About the only thing I agree with: "We're looking at Mastodon breaking off from OStatus and becoming its own thing sometime in the not-too-distant future..." https://trysdyn.dreamwidth.org/3027.html
The article attributes lots of statements to the authors of both #GNUsocial and #Mastodon, things that I've never heard either state online (nothing that reached my timeline, anyway). The whole article seems to make the difference between #GNUsocial and #Mastodon much more acrimonious than I've experienced.
@bobjonkman And after creating yet another somewhat walled garden GS/the Fediverse will be back to what it was before the Mastohype. This minority will just keep existing as it did for nearly 10 years now and I'm quite happy with that.
The author's explanation of expectation of "security" or "privacy" in #Mastodon is concerning. Knowing that !OStatus provides no privacy or security at all, bolting privacy and security features onto #Mastodon isn't going to work. This is not the fault of #OStatus, nor is it a shortcoming of #GNUsocial that it doesn't implement security or privacy with #OStatus, but recognizes that constraint.
How well known is it amongst #Mastodon users that their privacy features don't really work outside of their own instance? Perhaps some admins know, but much of the flaming is coming from people angry that #GNUsocial doesn't follow the privacy conventions of #Mastodon. But being angry that the #GNUsocial developer(s) aren't creating the same illusion of privacy is really misdirected anger.
The big thing that's prevented me from even trying #Mastodon is the lack of support for !Fedgroups. And that's not a wrongful implemenation of #OStatus; I believe #Fedgroups are implemented as a specific client behaviour, nothing to do with OStatus.
I'm perfectly happy that #Mastodon exists, and if it implements #ActivityPub in a future version, more power to it. And if it drops #OStatus support, well, that's what forks (or reimplementations) like #Mastodon are for. But don't blame #GNUsocial developers for not following #Mastodon's road map for the future.

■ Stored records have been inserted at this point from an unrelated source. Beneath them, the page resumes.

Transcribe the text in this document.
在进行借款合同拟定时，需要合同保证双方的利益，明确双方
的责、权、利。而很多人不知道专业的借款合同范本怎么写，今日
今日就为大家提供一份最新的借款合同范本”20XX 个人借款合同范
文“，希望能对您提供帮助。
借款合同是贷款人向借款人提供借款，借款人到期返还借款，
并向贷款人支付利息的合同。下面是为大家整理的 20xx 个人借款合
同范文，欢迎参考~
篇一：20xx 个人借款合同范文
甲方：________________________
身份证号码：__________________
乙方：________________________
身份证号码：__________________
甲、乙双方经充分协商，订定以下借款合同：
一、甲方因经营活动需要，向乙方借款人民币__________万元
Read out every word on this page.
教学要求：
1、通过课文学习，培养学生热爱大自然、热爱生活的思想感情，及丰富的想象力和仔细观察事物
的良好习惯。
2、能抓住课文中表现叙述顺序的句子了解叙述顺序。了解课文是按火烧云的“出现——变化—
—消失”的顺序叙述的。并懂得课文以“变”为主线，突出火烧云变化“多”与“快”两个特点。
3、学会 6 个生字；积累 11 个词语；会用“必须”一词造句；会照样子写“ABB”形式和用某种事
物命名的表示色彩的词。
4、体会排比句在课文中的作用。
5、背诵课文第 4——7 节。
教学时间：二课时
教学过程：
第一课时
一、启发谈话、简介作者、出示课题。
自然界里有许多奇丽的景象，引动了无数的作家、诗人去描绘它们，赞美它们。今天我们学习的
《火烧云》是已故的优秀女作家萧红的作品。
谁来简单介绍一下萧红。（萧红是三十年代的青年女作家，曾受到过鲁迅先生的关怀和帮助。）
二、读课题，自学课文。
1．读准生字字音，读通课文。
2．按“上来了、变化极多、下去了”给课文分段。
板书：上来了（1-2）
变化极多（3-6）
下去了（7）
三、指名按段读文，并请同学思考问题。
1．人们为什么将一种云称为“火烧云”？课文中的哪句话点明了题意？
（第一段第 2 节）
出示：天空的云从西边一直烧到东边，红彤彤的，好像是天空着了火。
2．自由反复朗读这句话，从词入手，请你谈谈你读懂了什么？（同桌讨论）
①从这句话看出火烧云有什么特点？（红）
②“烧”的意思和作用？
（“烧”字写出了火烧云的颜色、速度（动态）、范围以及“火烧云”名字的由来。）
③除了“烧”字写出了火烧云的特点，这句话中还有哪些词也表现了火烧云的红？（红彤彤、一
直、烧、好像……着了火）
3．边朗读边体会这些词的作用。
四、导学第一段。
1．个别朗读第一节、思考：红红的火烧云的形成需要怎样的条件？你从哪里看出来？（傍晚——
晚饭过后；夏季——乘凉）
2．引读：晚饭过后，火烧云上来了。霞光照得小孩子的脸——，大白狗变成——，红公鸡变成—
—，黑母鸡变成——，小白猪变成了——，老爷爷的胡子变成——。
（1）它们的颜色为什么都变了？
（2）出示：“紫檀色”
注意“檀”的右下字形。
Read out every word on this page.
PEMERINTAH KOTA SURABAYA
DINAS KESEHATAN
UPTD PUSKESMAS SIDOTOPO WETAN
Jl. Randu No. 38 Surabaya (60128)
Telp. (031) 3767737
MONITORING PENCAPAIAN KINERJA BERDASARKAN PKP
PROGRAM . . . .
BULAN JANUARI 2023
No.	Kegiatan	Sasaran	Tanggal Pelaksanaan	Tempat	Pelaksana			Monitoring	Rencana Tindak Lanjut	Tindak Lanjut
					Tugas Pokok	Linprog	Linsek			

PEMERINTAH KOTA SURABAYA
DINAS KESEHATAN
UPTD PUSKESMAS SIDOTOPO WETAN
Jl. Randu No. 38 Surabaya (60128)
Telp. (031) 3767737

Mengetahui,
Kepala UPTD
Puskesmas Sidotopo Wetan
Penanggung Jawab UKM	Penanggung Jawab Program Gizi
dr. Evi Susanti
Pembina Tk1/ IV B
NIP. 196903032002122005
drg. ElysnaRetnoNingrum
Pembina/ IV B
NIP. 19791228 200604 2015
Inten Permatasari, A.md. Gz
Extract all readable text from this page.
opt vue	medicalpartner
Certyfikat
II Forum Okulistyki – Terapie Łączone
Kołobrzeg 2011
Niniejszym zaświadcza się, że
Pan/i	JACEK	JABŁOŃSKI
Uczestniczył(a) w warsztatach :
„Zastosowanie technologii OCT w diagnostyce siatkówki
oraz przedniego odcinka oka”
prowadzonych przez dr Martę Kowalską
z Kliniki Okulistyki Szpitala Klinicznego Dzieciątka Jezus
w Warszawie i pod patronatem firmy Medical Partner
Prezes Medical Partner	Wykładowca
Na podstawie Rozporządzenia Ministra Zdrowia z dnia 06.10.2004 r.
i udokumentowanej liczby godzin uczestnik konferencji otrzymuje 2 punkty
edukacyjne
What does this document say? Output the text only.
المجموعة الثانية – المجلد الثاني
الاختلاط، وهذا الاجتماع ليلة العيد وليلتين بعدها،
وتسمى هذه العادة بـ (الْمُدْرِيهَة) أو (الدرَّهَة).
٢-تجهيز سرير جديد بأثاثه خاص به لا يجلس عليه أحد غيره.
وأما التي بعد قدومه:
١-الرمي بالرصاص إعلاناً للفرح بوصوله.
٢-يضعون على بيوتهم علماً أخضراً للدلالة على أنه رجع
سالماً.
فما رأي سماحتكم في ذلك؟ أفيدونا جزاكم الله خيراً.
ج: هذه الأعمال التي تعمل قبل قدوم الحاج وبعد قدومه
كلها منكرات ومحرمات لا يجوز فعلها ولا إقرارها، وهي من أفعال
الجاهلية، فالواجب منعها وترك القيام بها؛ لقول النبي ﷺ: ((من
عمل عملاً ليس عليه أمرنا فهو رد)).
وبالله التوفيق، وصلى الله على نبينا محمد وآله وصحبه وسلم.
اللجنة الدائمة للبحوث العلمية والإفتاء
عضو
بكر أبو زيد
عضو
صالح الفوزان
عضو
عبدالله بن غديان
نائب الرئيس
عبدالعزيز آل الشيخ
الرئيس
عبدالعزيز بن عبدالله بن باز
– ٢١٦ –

@bobjonkman @taiganaut I think it sounds pretty accurate, except that "blissfully unaware", "pro-Masto" and "anti-Masto" are the only three categories of users listed.
They're missing the huge categories "aware, don't care", "can't we all just get along" and "nice to see all these new people, hope they figure out the pond is bigger than it looks" and the small category "I have six alts to tie this mess together".
Oh, now I even noticed that I read this backwards. They're actually stating GS instances blocking Masto as the prime case and Masto blocking GS as the vice versa. o_O
> Have a look at XMPP for proper privacy and security.
I don't get this argument, and I've seen several people make it. Without E2EE, XMPP or email is no more inherently secure than OStatus+mastoflags or AP.
It's just that we don't have an existing base of implementations that put your XMPP or mail conversations on the web. That's a valid argument, but one cannot make it in the same breath as "[all it takes is one malicious Masto instance]" or "[the web is inherently insecure]".
Security in XMPP and SMTP is just as bolted-on as any other except those E2EE-from-birth protocols where e.g. your pubkey is your identity.
@clacke I accept most ofbyour arguments and yes, I make the assumption the user chooses a secure client. But with !xmpp your keys when using encryption are stored locally with your client and not the server - that is close to impossible with the web.